Já sem abraços, beijos e cafunés, temos tempo para pensar naquilo que estávamos nos tornando antes da primeira noite do medo. O que estávamos fazendo com as nossas vidas? O que nos orientava e inspirava? Para além do dinheiro e das formas de tê-lo em maior quantidade, com o que sonhávamos? É de imaginar que, após longo outono e solitário inverno, a primavera nos apresente à nossa perdida imagem invertida – aquela que escondia de nós mesmos o que poderíamos ter sido, caso tivéssemos negado essa atual versão tão apequenada, egoísta, ignorante...

É possível que, isolados e assustados, busquemos a grandeza num livro que não lemos por preguiça ou falta de tempo. É também de supor que existirá disposição para pensar a vastidão do mundo, seus recantos, mares, belezas – um mapa-múndi se fixará em nossa memória, permitindo viagens diárias pela Terra que abandonamos por causa do microuniverso de nossas particularidades mais hostis. Nossa imaginação dará um salto de qualidade: criaremos novas histórias, nas quais mocinhos não existem, bandidos não se lhe opõem, tudo vive junto e misturado, no insuperável elemento contraditório da vida. Seremos, com a chegada das flores, menos binários, mais complexos, vulneráveis à felicidade. E poderemos declamar as poesias que ignorávamos por total insensibilidade.

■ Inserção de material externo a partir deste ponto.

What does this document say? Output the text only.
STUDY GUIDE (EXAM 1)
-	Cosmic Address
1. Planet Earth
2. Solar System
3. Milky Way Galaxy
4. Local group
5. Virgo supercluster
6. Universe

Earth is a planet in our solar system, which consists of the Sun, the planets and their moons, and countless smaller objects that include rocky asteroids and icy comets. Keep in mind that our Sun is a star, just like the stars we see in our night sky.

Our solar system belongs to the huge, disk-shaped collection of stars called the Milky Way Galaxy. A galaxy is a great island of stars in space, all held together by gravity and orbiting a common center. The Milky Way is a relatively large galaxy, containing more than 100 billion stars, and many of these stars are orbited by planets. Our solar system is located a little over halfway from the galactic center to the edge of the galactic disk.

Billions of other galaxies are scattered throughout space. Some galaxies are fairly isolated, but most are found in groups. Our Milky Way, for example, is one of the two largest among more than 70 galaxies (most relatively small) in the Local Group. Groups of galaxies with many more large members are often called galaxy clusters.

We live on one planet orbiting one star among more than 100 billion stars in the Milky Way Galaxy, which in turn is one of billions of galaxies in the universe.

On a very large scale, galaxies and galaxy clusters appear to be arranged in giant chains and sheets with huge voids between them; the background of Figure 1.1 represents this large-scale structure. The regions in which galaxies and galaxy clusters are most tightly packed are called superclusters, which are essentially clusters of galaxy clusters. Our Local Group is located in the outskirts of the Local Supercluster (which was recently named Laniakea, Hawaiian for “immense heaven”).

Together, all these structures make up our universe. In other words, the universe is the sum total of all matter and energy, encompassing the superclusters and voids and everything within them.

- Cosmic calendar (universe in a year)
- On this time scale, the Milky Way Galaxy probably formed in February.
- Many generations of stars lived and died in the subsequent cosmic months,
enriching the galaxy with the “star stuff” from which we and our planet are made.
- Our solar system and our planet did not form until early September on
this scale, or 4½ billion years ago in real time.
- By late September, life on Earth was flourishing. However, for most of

Que a quarentena nos ensine a dançar sozinhos, sonhando com a canção perdida, o amor nunca vivido. Que o tempo de sobra estimule alguns acordes no velho violão encostado a uma parede da casa. Na próxima primavera, assim, poderemos compor e tocar com os amigos; deveremos antecipar aquele convite à pessoa amada para jantar, bailar com os rostos colados. Se nada mais houver, o ser humano terá regressado, exausto, após séculos de uma longa viagem por outras e distantes realidades.

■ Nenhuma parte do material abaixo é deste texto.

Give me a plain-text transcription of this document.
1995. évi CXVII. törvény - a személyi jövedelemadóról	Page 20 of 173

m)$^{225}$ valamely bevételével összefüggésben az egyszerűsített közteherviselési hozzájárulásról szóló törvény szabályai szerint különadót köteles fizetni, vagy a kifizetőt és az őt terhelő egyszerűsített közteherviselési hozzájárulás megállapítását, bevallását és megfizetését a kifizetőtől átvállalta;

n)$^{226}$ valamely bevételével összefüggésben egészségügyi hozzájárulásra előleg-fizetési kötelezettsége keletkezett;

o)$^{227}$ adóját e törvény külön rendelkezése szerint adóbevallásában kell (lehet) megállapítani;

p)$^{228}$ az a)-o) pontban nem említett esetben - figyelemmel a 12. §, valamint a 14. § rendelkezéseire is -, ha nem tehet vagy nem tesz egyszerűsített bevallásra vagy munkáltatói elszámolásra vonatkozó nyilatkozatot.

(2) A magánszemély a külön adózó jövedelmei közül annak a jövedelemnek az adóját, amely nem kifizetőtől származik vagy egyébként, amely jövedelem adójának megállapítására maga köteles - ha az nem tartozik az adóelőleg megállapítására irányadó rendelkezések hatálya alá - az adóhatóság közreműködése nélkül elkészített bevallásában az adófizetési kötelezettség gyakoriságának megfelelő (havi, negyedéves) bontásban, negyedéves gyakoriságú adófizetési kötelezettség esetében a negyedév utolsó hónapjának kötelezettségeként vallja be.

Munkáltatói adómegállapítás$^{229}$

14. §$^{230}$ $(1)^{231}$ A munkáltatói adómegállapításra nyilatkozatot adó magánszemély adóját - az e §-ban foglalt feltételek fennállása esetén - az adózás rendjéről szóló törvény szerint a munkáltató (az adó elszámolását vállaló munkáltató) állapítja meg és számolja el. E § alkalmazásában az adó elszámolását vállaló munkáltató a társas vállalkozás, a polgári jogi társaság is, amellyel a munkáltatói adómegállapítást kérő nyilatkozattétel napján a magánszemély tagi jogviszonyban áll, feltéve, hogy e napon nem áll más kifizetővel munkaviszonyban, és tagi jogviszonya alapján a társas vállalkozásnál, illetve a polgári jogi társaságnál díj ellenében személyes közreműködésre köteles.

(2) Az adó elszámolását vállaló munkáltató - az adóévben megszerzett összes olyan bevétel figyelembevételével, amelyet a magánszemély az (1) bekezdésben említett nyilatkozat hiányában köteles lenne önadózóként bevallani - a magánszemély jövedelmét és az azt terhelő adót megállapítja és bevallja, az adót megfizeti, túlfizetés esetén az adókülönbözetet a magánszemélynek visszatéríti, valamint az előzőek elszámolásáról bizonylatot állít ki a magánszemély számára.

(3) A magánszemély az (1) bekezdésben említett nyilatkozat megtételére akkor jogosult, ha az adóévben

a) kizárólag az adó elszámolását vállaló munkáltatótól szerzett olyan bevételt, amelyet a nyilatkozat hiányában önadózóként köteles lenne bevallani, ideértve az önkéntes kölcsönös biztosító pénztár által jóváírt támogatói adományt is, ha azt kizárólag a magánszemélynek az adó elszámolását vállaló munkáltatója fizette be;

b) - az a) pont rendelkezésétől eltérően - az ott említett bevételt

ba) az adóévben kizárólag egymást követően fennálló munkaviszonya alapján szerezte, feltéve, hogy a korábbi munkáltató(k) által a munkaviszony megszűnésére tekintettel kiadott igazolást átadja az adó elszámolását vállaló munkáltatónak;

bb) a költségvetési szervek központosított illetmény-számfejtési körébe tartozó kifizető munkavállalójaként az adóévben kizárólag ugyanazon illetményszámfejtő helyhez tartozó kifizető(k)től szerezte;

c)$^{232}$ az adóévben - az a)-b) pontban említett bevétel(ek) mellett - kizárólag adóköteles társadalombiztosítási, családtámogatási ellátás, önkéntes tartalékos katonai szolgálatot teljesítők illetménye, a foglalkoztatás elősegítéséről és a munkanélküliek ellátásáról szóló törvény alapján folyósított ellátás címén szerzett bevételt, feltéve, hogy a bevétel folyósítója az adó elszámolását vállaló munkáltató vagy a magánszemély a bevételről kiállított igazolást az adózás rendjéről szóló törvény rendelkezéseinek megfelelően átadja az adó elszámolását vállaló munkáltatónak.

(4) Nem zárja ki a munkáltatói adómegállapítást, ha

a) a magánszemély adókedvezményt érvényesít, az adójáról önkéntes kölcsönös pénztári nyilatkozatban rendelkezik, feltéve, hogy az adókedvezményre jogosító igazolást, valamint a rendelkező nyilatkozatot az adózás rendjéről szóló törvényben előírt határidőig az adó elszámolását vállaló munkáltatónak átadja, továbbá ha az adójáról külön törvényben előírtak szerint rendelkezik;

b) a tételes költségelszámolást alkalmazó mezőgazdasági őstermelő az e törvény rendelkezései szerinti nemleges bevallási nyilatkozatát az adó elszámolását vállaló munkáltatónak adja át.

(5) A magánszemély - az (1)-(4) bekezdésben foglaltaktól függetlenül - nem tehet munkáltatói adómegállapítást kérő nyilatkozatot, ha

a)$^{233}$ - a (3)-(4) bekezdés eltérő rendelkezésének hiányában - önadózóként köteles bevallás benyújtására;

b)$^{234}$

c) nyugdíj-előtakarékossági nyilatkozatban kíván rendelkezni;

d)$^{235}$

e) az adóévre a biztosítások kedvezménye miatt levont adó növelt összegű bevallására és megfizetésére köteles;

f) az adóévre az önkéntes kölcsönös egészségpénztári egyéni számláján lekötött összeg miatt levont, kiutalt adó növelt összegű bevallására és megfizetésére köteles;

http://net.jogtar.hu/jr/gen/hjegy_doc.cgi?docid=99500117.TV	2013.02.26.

Quase tudo está em jogo neste paradoxo: o outono das angústias e o inverno do horror (estações aliadas da economia do capital) ou a primavera da esperança e o verão das grandes paixões (o tempo do despertar humano). A escolha feita definirá o que o futuro entenderá por “civilização”.

Marco A. Rossi é sociólogo e professor da UEL – [email protected]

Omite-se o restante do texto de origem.